We try to be as far ranging as we can be with the products being launched at Mass Innovation Nights. The only criteria is a shipping product. We’ve had large (IBM, Intuit Labs, Invention Machines), small (1-2 man projects), web-apps, enterprise software, devices, even a popsicle drip catcher, and last, night, The BackCare Trainer.
The Experts Corner was new last night — we’ll try it again next with a slightly different model. We’re always trying new stuff and really encourage the feedback. Thanks again.
Thanks for the response. You are correct, I missed the presentations due to my wandering around downtown Waltham looking for the museum. I arrived there as the final presentation was completing and most attendees were already upstairs.
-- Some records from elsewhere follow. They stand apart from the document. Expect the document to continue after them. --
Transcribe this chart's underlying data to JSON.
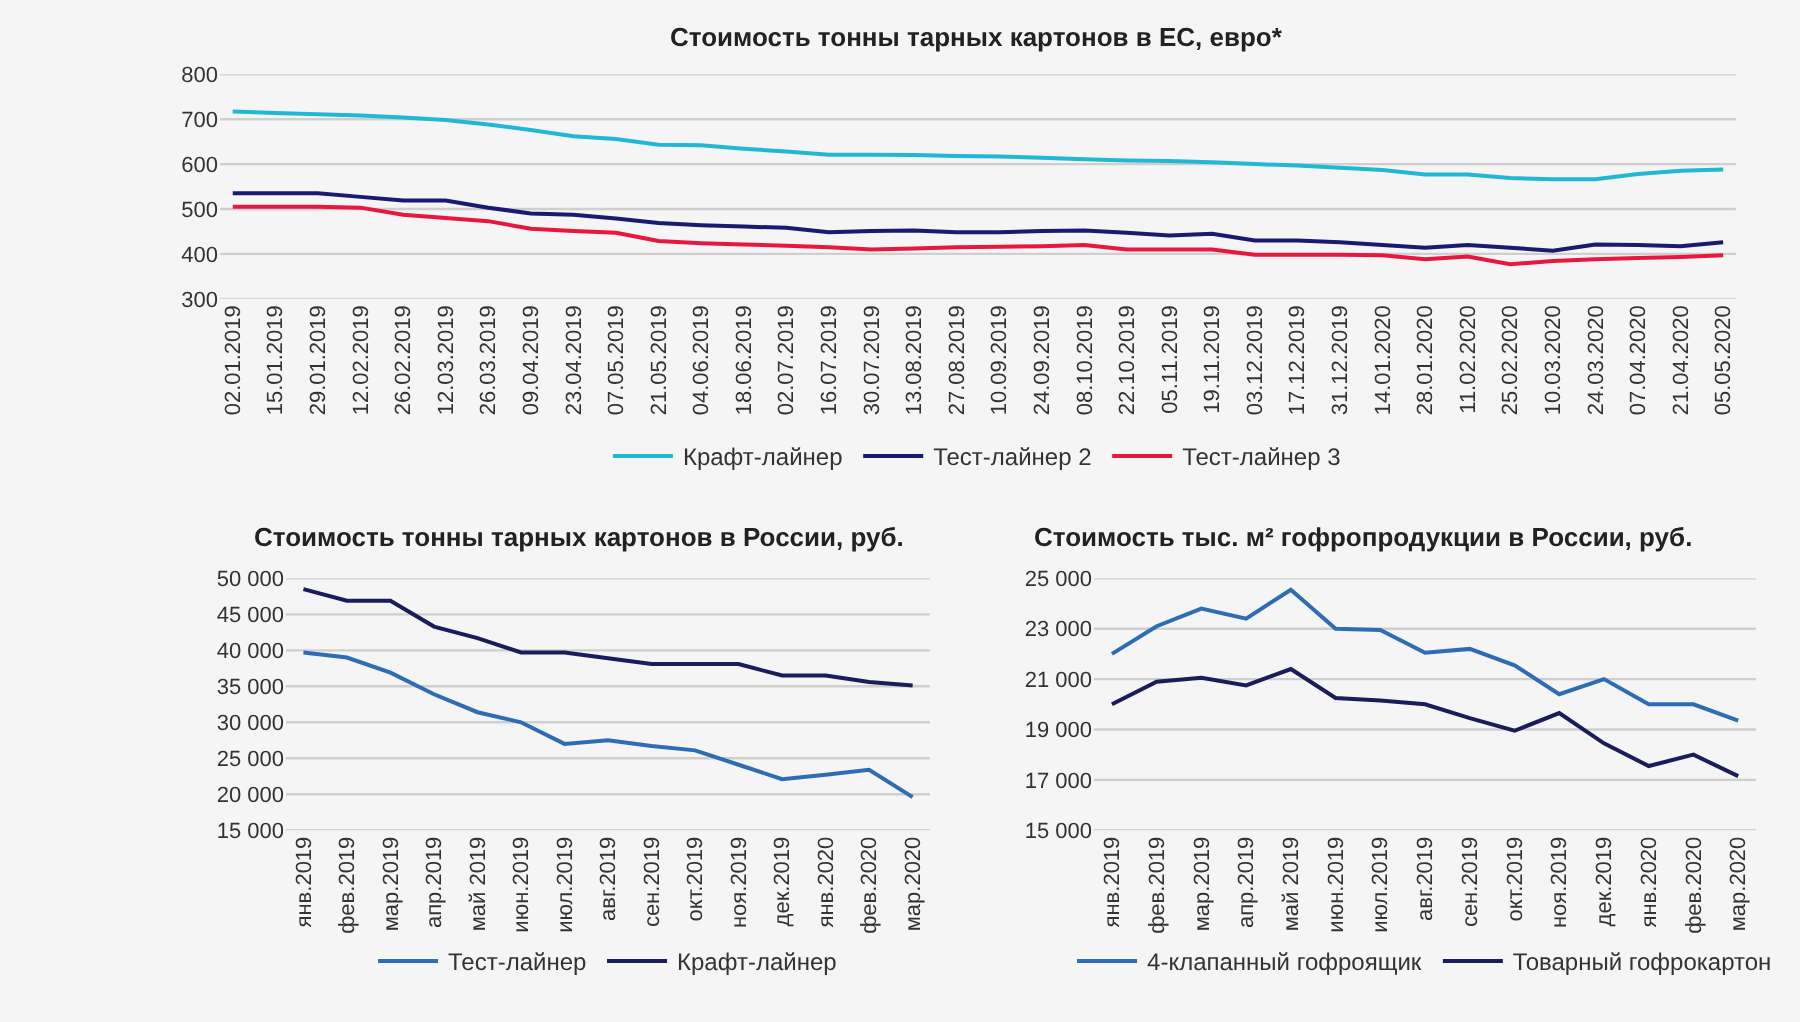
{
  "chart_data": [
    {
      "type": "line",
      "title": "Стоимость тонны тарных картонов в ЕС, евро*",
      "categories": [
        "02.01.2019",
        "15.01.2019",
        "29.01.2019",
        "12.02.2019",
        "26.02.2019",
        "12.03.2019",
        "26.03.2019",
        "09.04.2019",
        "23.04.2019",
        "07.05.2019",
        "21.05.2019",
        "04.06.2019",
        "18.06.2019",
        "02.07.2019",
        "16.07.2019",
        "30.07.2019",
        "13.08.2019",
        "27.08.2019",
        "10.09.2019",
        "24.09.2019",
        "08.10.2019",
        "22.10.2019",
        "05.11.2019",
        "19.11.2019",
        "03.12.2019",
        "17.12.2019",
        "31.12.2019",
        "14.01.2020",
        "28.01.2020",
        "11.02.2020",
        "25.02.2020",
        "10.03.2020",
        "24.03.2020",
        "07.04.2020",
        "21.04.2020",
        "05.05.2020"
      ],
      "series": [
        {
          "name": "Крафт-лайнер",
          "color": "#22b8d4",
          "values": [
            717,
            714,
            711,
            708,
            704,
            698,
            688,
            676,
            662,
            656,
            643,
            642,
            634,
            628,
            621,
            621,
            620,
            618,
            617,
            614,
            611,
            608,
            607,
            604,
            600,
            597,
            592,
            587,
            577,
            577,
            569,
            566,
            566,
            578,
            585,
            588
          ]
        },
        {
          "name": "Тест-лайнер 2",
          "color": "#1a1a72",
          "values": [
            535,
            535,
            535,
            527,
            519,
            519,
            503,
            490,
            487,
            479,
            469,
            464,
            461,
            458,
            448,
            451,
            452,
            448,
            448,
            451,
            452,
            447,
            441,
            445,
            430,
            430,
            426,
            420,
            414,
            420,
            414,
            407,
            421,
            420,
            417,
            426
          ]
        },
        {
          "name": "Тест-лайнер 3",
          "color": "#e8173f",
          "values": [
            505,
            505,
            505,
            503,
            487,
            480,
            473,
            456,
            451,
            447,
            429,
            424,
            421,
            418,
            415,
            410,
            412,
            415,
            416,
            417,
            420,
            410,
            410,
            410,
            398,
            398,
            398,
            397,
            388,
            394,
            377,
            384,
            388,
            391,
            393,
            397
          ]
        }
      ],
      "ylim": [
        300,
        800
      ],
      "yticks": [
        300,
        400,
        500,
        600,
        700,
        800
      ],
      "grid": "y",
      "legend": "bottom"
    },
    {
      "type": "line",
      "title": "Стоимость тонны тарных картонов в России, руб.",
      "categories": [
        "янв.2019",
        "фев.2019",
        "мар.2019",
        "апр.2019",
        "май 2019",
        "июн.2019",
        "июл.2019",
        "авг.2019",
        "сен.2019",
        "окт.2019",
        "ноя.2019",
        "дек.2019",
        "янв.2020",
        "фев.2020",
        "мар.2020"
      ],
      "series": [
        {
          "name": "Тест-лайнер",
          "color": "#2e6db4",
          "values": [
            39700,
            39000,
            36900,
            33900,
            31400,
            30000,
            27000,
            27500,
            26700,
            26100,
            24100,
            22100,
            22700,
            23400,
            19600
          ]
        },
        {
          "name": "Крафт-лайнер",
          "color": "#1b1c5a",
          "values": [
            48500,
            46900,
            46900,
            43300,
            41700,
            39700,
            39700,
            38900,
            38100,
            38100,
            38100,
            36500,
            36500,
            35600,
            35100
          ]
        }
      ],
      "ylim": [
        15000,
        50000
      ],
      "yticks": [
        {
          "value": 15000,
          "label": "15 000"
        },
        {
          "value": 20000,
          "label": "20 000"
        },
        {
          "value": 25000,
          "label": "25 000"
        },
        {
          "value": 30000,
          "label": "30 000"
        },
        {
          "value": 35000,
          "label": "35 000"
        },
        {
          "value": 40000,
          "label": "40 000"
        },
        {
          "value": 45000,
          "label": "45 000"
        },
        {
          "value": 50000,
          "label": "50 000"
        }
      ],
      "grid": "y",
      "legend": "bottom"
    },
    {
      "type": "line",
      "title": "Стоимость тыс. м² гофропродукции в России, руб.",
      "categories": [
        "янв.2019",
        "фев.2019",
        "мар.2019",
        "апр.2019",
        "май 2019",
        "июн.2019",
        "июл.2019",
        "авг.2019",
        "сен.2019",
        "окт.2019",
        "ноя.2019",
        "дек.2019",
        "янв.2020",
        "фев.2020",
        "мар.2020"
      ],
      "series": [
        {
          "name": "4-клапанный гофроящик",
          "color": "#2e6db4",
          "values": [
            22000,
            23100,
            23800,
            23400,
            24550,
            23000,
            22950,
            22050,
            22200,
            21550,
            20400,
            21000,
            20000,
            20000,
            19350
          ]
        },
        {
          "name": "Товарный гофрокартон",
          "color": "#1b1c5a",
          "values": [
            20000,
            20900,
            21050,
            20750,
            21400,
            20250,
            20150,
            20000,
            19450,
            18950,
            19650,
            18450,
            17550,
            18000,
            17150
          ]
        }
      ],
      "ylim": [
        15000,
        25000
      ],
      "yticks": [
        {
          "value": 15000,
          "label": "15 000"
        },
        {
          "value": 17000,
          "label": "17 000"
        },
        {
          "value": 19000,
          "label": "19 000"
        },
        {
          "value": 21000,
          "label": "21 000"
        },
        {
          "value": 23000,
          "label": "23 000"
        },
        {
          "value": 25000,
          "label": "25 000"
        }
      ],
      "grid": "y",
      "legend": "bottom"
    }
  ]
}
I think being in Waltham naturally gives your event a different crowd, and obviously those that choose to live in Waltham versus Boston will bring a slightly different perspective/personality. It’s hard to quantify a “vibe,” but it just felt like a more serious and professional crowd than I’m used to. I don’t think anyone was “unwelcoming” per se, but the nature of conversations did seem different.
Again, I don’t think this is a bad thing; I just feel that with all the other options for young entrepreneurs in the city, there are a lot of other events better suited for us (see the last list in my entry, “6 Lists of 12 for MIT’s Startup Bootcamp”). I will be keeping my eye on your site for interesting startups to be presenting and from time to time may make the trip out.